This study investigates the fundamental limit—namely, the theoretical upper bound on distance-domain spatial degrees of freedom (DoF)—for near-field ultra-large aperture arrays to achieve multi-user spatial multiplexing solely via range differences at identical angular directions. For a line-of-sight channel between a two-dimensional continuous transmit aperture and a linear receive array, we formulate an integral operator model based on a Hermite convolution kernel and employ Fourier analysis to derive a closed-form expression for the DoF. We first reveal that the distance-domain DoF is governed by the physical boundaries of the array—not its internal structure—and propose a projection transformation method to equivalently map non-broadside configurations to broadside cases. Extending this framework to modular arrays, we demonstrate that modularization enhances DoF within a fixed physical length. These results provide critical theoretical foundations and design principles for high-density, near-field multi-user communication systems.

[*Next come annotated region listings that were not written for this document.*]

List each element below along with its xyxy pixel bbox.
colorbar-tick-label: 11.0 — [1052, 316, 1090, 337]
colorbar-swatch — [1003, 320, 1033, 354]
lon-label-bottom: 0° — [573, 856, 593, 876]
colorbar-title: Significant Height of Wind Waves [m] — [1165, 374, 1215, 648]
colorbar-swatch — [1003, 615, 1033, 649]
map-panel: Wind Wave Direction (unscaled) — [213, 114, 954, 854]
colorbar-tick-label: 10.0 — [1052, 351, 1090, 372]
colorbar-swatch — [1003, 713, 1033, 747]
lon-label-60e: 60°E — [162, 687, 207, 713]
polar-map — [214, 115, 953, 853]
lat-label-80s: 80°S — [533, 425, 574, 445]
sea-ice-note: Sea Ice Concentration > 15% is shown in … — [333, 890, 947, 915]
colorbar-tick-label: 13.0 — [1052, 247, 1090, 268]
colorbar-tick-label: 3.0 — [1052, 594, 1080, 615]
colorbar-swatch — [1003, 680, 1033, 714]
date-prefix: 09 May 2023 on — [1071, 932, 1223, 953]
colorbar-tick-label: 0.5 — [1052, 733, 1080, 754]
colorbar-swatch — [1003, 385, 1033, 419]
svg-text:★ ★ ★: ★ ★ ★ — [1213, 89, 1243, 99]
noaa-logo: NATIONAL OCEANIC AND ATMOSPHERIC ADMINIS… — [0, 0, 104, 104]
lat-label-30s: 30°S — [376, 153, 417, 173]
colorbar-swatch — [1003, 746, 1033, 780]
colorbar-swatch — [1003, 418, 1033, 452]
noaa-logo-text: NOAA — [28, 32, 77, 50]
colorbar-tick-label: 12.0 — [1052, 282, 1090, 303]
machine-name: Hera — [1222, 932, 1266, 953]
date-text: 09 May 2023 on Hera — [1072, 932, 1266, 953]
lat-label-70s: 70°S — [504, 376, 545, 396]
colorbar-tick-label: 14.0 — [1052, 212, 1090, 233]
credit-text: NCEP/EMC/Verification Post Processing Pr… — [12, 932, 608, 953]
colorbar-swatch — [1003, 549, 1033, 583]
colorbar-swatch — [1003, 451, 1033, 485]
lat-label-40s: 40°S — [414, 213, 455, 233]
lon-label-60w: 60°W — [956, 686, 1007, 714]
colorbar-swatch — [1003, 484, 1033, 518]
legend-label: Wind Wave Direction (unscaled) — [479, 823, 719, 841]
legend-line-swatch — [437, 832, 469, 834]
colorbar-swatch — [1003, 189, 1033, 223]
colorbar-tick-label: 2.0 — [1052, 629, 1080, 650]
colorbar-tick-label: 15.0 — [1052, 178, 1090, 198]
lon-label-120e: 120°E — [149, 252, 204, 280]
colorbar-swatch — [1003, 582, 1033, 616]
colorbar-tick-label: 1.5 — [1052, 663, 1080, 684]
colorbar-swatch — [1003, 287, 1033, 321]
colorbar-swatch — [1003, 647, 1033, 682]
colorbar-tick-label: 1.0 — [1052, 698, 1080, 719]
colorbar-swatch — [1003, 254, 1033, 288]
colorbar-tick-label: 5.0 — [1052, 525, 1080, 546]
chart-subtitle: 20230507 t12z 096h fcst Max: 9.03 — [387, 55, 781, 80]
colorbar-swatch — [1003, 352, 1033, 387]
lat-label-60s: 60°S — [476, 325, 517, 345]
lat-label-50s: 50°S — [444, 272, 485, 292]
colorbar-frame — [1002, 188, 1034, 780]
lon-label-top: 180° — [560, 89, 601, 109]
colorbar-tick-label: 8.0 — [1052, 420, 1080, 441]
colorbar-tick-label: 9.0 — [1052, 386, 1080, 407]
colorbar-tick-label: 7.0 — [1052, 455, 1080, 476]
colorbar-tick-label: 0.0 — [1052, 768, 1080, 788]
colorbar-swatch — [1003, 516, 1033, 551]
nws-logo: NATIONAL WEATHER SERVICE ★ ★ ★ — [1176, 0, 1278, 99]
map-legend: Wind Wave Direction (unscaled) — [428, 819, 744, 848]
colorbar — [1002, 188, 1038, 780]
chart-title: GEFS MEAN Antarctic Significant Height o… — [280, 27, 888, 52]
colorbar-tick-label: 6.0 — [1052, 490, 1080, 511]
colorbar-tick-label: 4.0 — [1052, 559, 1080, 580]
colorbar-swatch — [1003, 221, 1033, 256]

Extremely large aperture array operating in the near-field regime unlocks additional spatial resources that can be exploited to simultaneously serve multiple users even when they share the same angular direction, a capability not achievable in conventional far-field systems. A fundamental question, however, remains: What is the maximum spatial degree of freedom (DoF) of spatial multiplexing in the distance domain? In this paper, we address this open problem by investigating the spatial DoF of a line-of-sight (LoS) channel between a large two-dimensional transmit aperture and a linear receive array with collinearly-aligned elements (i.e., at the same angular direction) but located at different distances from the transmit aperture. We assume that both the aperture and linear array are continuous-aperture (CAP) arrays with an infinite number of elements and infinitesimal spacing, which establishes an upper bound for the spatial degrees of freedom (DoF) in the case of finite elements. First, we assume an ideal case where the transmit array is a single piece and the linear array is on the broad side of the transmit array. By reformulating the channel as an integral operator with a Hermitian convolution kernel, we derive a closed-form expression for the spatial DoF via the Fourier transform. Our analysis shows that the spatial DoF in the distance domain is predominantly determined by the extreme boundaries of the array rather than its detailed interior structure. We further extend the framework to non-broadside configurations by employing a projection method, which effectively converts the spatial DoF to an equivalent broadside case. Finally, we extend our analytical framework to the modular array, which shows the spatial DoF gain over the single-piece array given the constraint of the physical length of the array.